Um slogan para a privatização
Uma empresa do sector dos têxteis, por empregar mais trabalhadores, contribui com cerca de 15 % da riqueza líquida que cria, enquanto a EDP contribui com menos de 5%
No entanto, o objetivo de toda esta campanha de manipulação da opinião pública em que participam membros do Governo, porta-vozes dos grupos seguradores e das sociedades gestoras de fundos de pensões, assim como os seus defensores nos media (os conhecidos «comentadores» com acesso fácil aos media que revelam, para além de tudo, muita ignorância e muita falta de estudo sobre o que falam) é justificar o ataque brutal aos reformados, às suas pensões e direitos, e preparar a opinião pública para aceitar passivamente a privatização da Segurança Social, cujo estudo o ministro Mota Soares já encomendou a um «grupo de peritos».
E como nessa campanha o «slogan» mais utilizado é «o sistema não é sustentável», embora os que o utilizam nunca provem o que afirmam, esperando que, de tão repetido, acabe por passar como verdadeiro, vamos analisar com objetividade este argumento, ou seja, que «o sistema de Segurança Social não é sustentável», utilizando dados oficiais recentes.
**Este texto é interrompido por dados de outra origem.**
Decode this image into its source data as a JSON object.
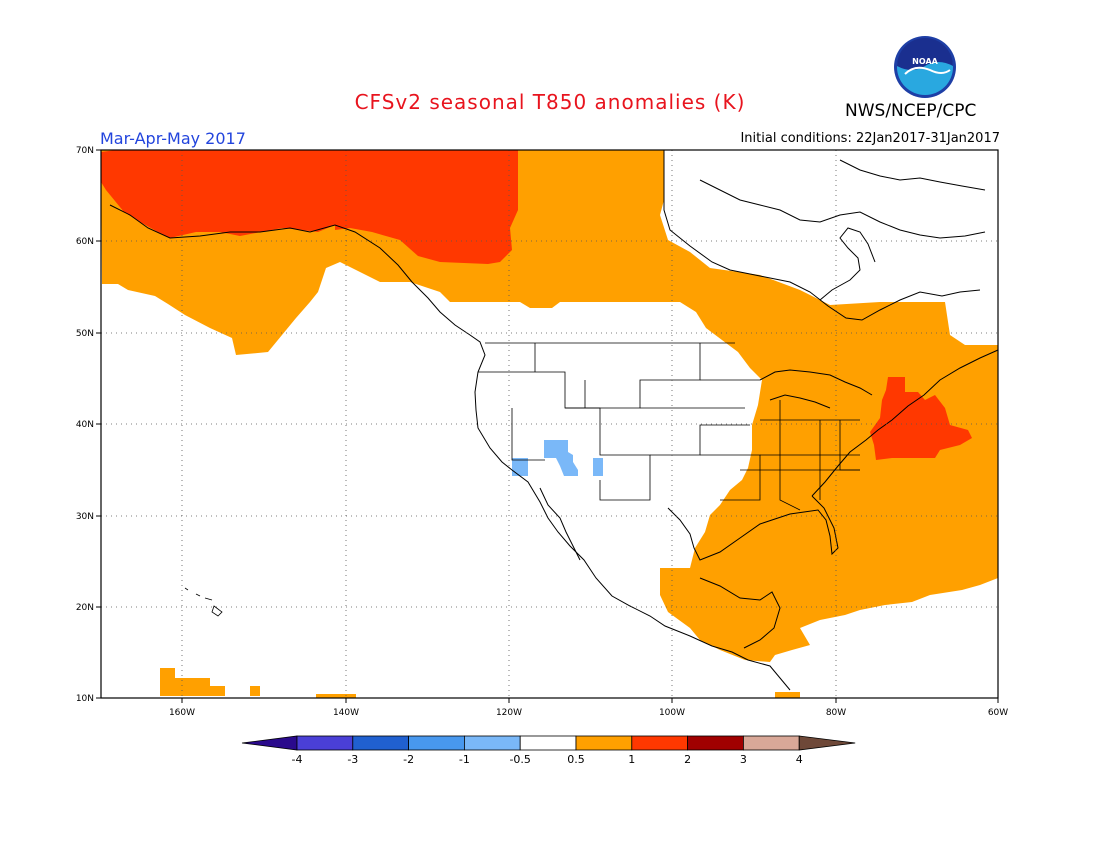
{
  "title": "CFSv2 seasonal T850 anomalies (K)",
  "agency": "NWS/NCEP/CPC",
  "logo_text": "NOAA",
  "season": "Mar-Apr-May 2017",
  "initial_conditions": "Initial conditions: 22Jan2017-31Jan2017",
  "lat_labels": [
    "70N",
    "60N",
    "50N",
    "40N",
    "30N",
    "20N",
    "10N"
  ],
  "lon_labels": [
    "160W",
    "140W",
    "120W",
    "100W",
    "80W",
    "60W"
  ],
  "colorbar": {
    "colors": [
      "#2a0a8c",
      "#4a3fd6",
      "#2060d0",
      "#4898ee",
      "#7ab8f8",
      "#ffffff",
      "#ffa000",
      "#ff3800",
      "#a00000",
      "#d9a898",
      "#6e4838"
    ],
    "labels": [
      "-4",
      "-3",
      "-2",
      "-1",
      "-0.5",
      "0.5",
      "1",
      "2",
      "3",
      "4"
    ]
  },
  "anomaly_regions": {
    "category_colors": {
      "+0.5..1": "#ffa000",
      "+1..2": "#ff3800",
      "-1..-0.5": "#7ab8f8"
    }
  }
}
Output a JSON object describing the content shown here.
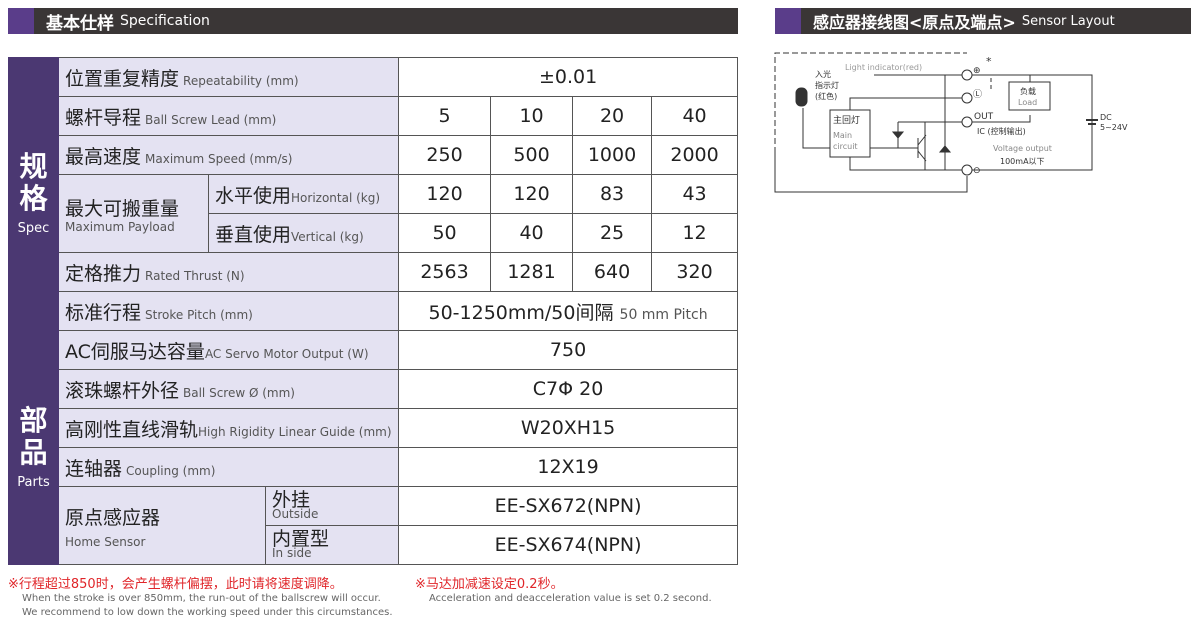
{
  "spec_header": {
    "zh": "基本仕样",
    "en": "Specification"
  },
  "sensor_header": {
    "zh": "感应器接线图<原点及端点>",
    "en": "Sensor Layout"
  },
  "spec_category": {
    "zh": [
      "规",
      "格"
    ],
    "en": "Spec"
  },
  "parts_category": {
    "zh": [
      "部",
      "品"
    ],
    "en": "Parts"
  },
  "rows": {
    "repeatability": {
      "zh": "位置重复精度",
      "en": "Repeatability (mm)",
      "value": "±0.01"
    },
    "lead": {
      "zh": "螺杆导程",
      "en": "Ball Screw Lead (mm)",
      "values": [
        "5",
        "10",
        "20",
        "40"
      ]
    },
    "speed": {
      "zh": "最高速度",
      "en": "Maximum Speed (mm/s)",
      "values": [
        "250",
        "500",
        "1000",
        "2000"
      ]
    },
    "payload": {
      "zh": "最大可搬重量",
      "en": "Maximum Payload",
      "horizontal": {
        "zh": "水平使用",
        "en": "Horizontal (kg)",
        "values": [
          "120",
          "120",
          "83",
          "43"
        ]
      },
      "vertical": {
        "zh": "垂直使用",
        "en": "Vertical (kg)",
        "values": [
          "50",
          "40",
          "25",
          "12"
        ]
      }
    },
    "thrust": {
      "zh": "定格推力",
      "en": "Rated Thrust (N)",
      "values": [
        "2563",
        "1281",
        "640",
        "320"
      ]
    },
    "stroke": {
      "zh": "标准行程",
      "en": "Stroke Pitch (mm)",
      "value": "50-1250mm/50间隔",
      "value_en": "50 mm Pitch"
    },
    "motor": {
      "zh": "AC伺服马达容量",
      "en": "AC Servo Motor Output (W)",
      "value": "750"
    },
    "ballscrew": {
      "zh": "滚珠螺杆外径",
      "en": "Ball Screw Ø (mm)",
      "value": "C7Φ 20"
    },
    "guide": {
      "zh": "高刚性直线滑轨",
      "en": "High Rigidity Linear Guide (mm)",
      "value": "W20XH15"
    },
    "coupling": {
      "zh": "连轴器",
      "en": "Coupling (mm)",
      "value": "12X19"
    },
    "home_sensor": {
      "zh": "原点感应器",
      "en": "Home Sensor",
      "outside": {
        "zh": "外挂",
        "en": "Outside",
        "value": "EE-SX672(NPN)"
      },
      "inside": {
        "zh": "内置型",
        "en": "In side",
        "value": "EE-SX674(NPN)"
      }
    }
  },
  "notes": {
    "n1": {
      "zh": "※行程超过850时，会产生螺杆偏摆，此时请将速度调降。",
      "en1": "When the stroke is over 850mm, the run-out of the ballscrew will occur.",
      "en2": "We recommend to low down the working speed under this circumstances."
    },
    "n2": {
      "zh": "※马达加减速设定0.2秒。",
      "en1": "Acceleration and deacceleration value is set 0.2 second."
    }
  },
  "diagram": {
    "light_indicator": "Light indicator(red)",
    "light_zh1": "入光",
    "light_zh2": "指示灯",
    "light_zh3": "(红色)",
    "main_zh": "主回灯",
    "main_en1": "Main",
    "main_en2": "circuit",
    "load_zh": "负载",
    "load_en": "Load",
    "out": "OUT",
    "ic": "IC (控制输出)",
    "voltage": "Voltage output",
    "current": "100mA以下",
    "dc": "DC",
    "dc_v": "5~24V",
    "star": "*"
  },
  "colors": {
    "header_bg": "#3a3636",
    "accent": "#5a3d8a",
    "category_bg": "#4b3872",
    "label_bg": "#e4e2f2",
    "note_red": "#e0262a"
  }
}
OE não financia a Segurança Social
dos trabalhadores por conta de outrem
Com o objetivo de confundir e enganar a opinião pública, nos ataques que fazem ocultam que no sistema de Segurança Social existem dois regimes. E depois afirmam ou insinuam que a Segurança Social só se tem aguentado devido às transferências significativas do Orçamento do Estado. Isso é uma mentira pura visando enganar opinião pública, como vamos provar.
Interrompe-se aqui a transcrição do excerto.